それに対し、2007年にデータ収集を開始して昨年11月にヴェールを脱いだMITの経済学者Roberto RigobonとAlberto CavalloによるBillion Prices Projectでは、インターネットを入力元として物価指数を計算している。調査対象は70ヶ国の300のオンライン小売業者で、500万の品目を対象にしているという(米国については50万品目との由)*2
なお、こちらの集計方法はCPIに比べると至って簡単で、対象品目の価格変化を何のウェイトも付けずに単純平均しているとのこと。それでもCPIを良くトレースしているとのことである。
また、CPIが月次データであるのに対し、こちらは日次データである、という利点を持つ。そのため、より早期に物価の傾向を掴むことができるほか、例えば以下のような新しい考察が得られた、という。

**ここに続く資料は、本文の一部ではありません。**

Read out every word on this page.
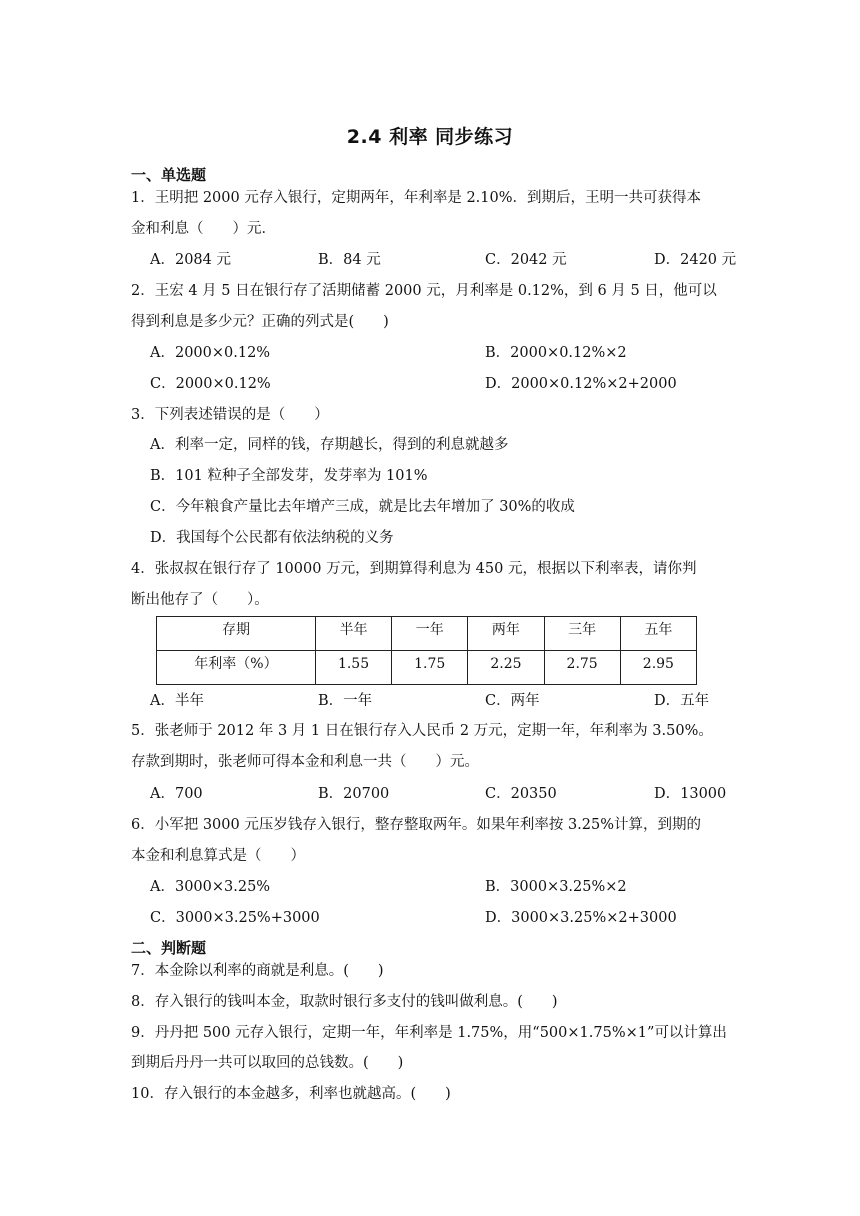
2.4 利率 同步练习
一、单选题
1．王明把 2000 元存入银行，定期两年，年利率是 2.10%．到期后，王明一共可获得本
金和利息（　　）元．
A．2084 元	B．84 元	C．2042 元	D．2420 元
2．王宏 4 月 5 日在银行存了活期储蓄 2000 元，月利率是 0.12%，到 6 月 5 日，他可以
得到利息是多少元？正确的列式是(　　)
A．2000×0.12%	B．2000×0.12%×2
C．2000×0.12%	D．2000×0.12%×2+2000
3．下列表述错误的是（　　）
A．利率一定，同样的钱，存期越长，得到的利息就越多
B．101 粒种子全部发芽，发芽率为 101%
C．今年粮食产量比去年增产三成，就是比去年增加了 30%的收成
D．我国每个公民都有依法纳税的义务
4．张叔叔在银行存了 10000 万元，到期算得利息为 450 元，根据以下利率表，请你判
断出他存了（　　）。
存期	半年	一年	两年	三年	五年
年利率（%）	1.55	1.75	2.25	2.75	2.95
A．半年	B．一年	C．两年	D．五年
5．张老师于 2012 年 3 月 1 日在银行存入人民币 2 万元，定期一年，年利率为 3.50%。
存款到期时，张老师可得本金和利息一共（　　）元。
A．700	B．20700	C．20350	D．13000
6．小军把 3000 元压岁钱存入银行，整存整取两年。如果年利率按 3.25%计算，到期的
本金和利息算式是（　　）
A．3000×3.25%	B．3000×3.25%×2
C．3000×3.25%+3000	D．3000×3.25%×2+3000
二、判断题
7．本金除以利率的商就是利息。(　　)
8．存入银行的钱叫本金，取款时银行多支付的钱叫做利息。(　　)
9．丹丹把 500 元存入银行，定期一年，年利率是 1.75%，用“500×1.75%×1”可以计算出
到期后丹丹一共可以取回的总钱数。(　　)
10．存入银行的本金越多，利率也就越高。(　　)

  • 一般の報道に反し、2010年のブラックフライデーの値下げが平均物価に与えた影響は2009年より小さかった。
  • 経済学者の従来の想定に比べ、小売業者の価格改定は、頻度は少ない半面、変化率は大きい。


さらに、Googleの経済学者Hal Varianも、Googleのデータベースを用いた同様の物価指数の算出を計画しているという。まだその具体的内容は明らかになっていないが、Varianによると、予備的な計算ではやはりCPIを良くトレースしたとのことである。ただ、CPIではデフレには陥っていないのに対し、Google物価指数ではデフレに陥った時期が存在した、という。


では、こうしたより安価に素早く測定できる物価指数がCPIに取って変わる日が来るのだろうか? その点についてLowreyは慎重な見方を示している。現行のCPIの石器時代的とも言える手法には、安定性と継続性、およびこれまで長年の風雪に耐えてきた、という利点がある、と彼女は指摘する。しかも、BPPとGoogleの指数はそのCPIに近い動きを示し、現行のCPIに特に問題があることを示したわけではない。従って、時代の変化に応じた改良が施されるとしても(実際、これまでもそういった改良はあった)、現行のCPIも基本的に今の形で残るのではないか、と彼女は予測している。BPPやGoogleのような新たな物価指数は、コアインフレのように、別種の物価指数という位置付けになるのではないか、というのが彼女の見立てである。

*1:出所

*2:リンク先によると、日本はまだデータ収集中となっている。